PIL will crash (segmentation error) when save large-scale image in multithreads #235

lizhihao6 · 2022-01-24T14:45:42Z

Thanks for your error report and we appreciate it a lot.

Checklist

I have searched related issues but cannot get the expected help.
I have read the FAQ documentation but cannot get the expected help.
The bug has not been fixed in the latest version.

Describe the bug
A clear and concise description of what the bug is.

Reproduction

What command or script did you run?
Run myself code, happended when use MMGenVisualizationHook to save large-scale image(4032x3024) to storage server.

Could be reproducted by:
modified MMGenVisualizationHook

        img_cat = torch.randn([2, 3, 3024, 4032])
        save_image(
            img_cat,
            osp.join(self._out_dir, filename),
            nrow=self.nrow,
            padding=self.padding)

python tools/train.py config/myconfig

Did you make any modifications on the code or config?
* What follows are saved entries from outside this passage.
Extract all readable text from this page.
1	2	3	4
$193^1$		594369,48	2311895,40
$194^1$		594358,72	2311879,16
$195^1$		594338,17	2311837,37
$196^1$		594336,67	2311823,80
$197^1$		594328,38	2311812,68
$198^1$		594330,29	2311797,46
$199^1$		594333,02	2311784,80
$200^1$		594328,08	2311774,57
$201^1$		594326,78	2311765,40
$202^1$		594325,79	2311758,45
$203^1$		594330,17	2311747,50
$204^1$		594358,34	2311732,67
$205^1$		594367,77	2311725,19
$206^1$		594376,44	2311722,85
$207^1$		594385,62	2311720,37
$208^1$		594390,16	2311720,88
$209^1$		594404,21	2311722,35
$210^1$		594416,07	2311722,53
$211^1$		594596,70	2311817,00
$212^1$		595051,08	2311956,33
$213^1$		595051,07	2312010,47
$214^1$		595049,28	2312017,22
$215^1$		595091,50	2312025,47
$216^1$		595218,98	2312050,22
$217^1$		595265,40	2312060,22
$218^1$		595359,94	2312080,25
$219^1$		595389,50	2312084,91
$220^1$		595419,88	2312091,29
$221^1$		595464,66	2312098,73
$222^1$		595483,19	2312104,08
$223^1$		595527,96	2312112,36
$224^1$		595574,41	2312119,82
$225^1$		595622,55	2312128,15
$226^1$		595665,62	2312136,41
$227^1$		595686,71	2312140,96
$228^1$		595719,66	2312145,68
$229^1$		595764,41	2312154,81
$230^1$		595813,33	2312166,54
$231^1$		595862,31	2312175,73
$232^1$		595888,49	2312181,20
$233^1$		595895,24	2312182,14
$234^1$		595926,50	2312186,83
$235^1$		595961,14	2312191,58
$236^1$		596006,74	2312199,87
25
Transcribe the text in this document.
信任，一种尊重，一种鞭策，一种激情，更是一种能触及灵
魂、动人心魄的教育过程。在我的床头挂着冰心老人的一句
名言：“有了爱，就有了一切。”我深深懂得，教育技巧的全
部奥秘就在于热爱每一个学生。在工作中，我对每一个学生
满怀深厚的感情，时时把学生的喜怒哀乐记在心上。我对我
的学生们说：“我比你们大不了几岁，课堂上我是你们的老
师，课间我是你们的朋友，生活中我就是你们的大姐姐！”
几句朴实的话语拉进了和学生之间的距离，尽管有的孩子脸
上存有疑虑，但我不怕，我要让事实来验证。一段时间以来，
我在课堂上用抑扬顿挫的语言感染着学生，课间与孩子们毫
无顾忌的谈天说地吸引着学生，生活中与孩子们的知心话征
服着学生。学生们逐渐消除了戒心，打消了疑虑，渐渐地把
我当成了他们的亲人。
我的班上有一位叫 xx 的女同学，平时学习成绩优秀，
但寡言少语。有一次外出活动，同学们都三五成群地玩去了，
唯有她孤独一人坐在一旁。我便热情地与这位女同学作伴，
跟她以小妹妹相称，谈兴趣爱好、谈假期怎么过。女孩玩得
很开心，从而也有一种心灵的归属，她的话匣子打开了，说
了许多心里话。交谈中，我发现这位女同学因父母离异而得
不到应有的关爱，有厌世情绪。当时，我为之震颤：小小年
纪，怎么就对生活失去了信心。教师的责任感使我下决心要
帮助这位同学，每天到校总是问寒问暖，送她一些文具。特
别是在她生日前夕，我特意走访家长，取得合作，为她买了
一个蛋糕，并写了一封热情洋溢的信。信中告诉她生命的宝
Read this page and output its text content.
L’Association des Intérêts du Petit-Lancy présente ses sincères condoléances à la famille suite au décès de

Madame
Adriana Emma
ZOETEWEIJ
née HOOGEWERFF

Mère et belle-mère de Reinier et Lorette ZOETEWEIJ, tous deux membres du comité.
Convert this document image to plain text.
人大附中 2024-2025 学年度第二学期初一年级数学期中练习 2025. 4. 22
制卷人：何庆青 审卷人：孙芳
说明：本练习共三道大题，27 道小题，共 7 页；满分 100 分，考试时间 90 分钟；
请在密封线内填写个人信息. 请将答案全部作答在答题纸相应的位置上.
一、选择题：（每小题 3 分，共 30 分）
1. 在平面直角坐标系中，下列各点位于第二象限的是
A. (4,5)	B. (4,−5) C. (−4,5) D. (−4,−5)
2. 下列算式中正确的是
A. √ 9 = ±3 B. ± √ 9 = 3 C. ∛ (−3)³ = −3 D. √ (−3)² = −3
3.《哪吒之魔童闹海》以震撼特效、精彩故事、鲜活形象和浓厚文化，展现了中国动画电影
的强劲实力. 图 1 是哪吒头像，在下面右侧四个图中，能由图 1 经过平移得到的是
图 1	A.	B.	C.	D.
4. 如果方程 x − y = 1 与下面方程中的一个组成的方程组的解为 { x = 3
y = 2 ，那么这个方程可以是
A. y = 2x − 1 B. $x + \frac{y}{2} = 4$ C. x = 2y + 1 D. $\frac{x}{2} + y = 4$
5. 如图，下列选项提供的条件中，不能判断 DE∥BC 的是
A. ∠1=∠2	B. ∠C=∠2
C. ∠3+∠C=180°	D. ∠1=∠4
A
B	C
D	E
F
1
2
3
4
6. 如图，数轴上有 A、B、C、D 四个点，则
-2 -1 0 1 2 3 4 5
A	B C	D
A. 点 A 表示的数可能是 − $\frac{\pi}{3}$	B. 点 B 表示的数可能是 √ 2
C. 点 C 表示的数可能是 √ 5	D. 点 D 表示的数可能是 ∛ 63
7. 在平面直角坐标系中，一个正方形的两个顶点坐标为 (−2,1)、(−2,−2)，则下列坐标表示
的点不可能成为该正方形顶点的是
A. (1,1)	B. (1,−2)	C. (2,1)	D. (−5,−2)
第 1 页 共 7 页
Did you understand what you have modified?
Yes.
What dataset did you use?
Myself dataset.

Environment

Please run python mmgen/utils/collect_env.py to collect necessary environment information and paste it here.
You may add addition that may be helpful for locating the problem, such as
- How you installed PyTorch [e.g., pip, conda, source]
- Other environment variables that may be related (such as $PATH, $LD_LIBRARY_PATH, $PYTHONPATH, etc.)

TorchVision: 0.10.1
OpenCV: 4.5.3
MMCV: 1.4.3
MMGen: 0.5.0+4de90c2
MMCV Compiler: GCC 5.4
MMCV CUDA Compiler: 11.1

Error traceback
If applicable, paste the error trackback here.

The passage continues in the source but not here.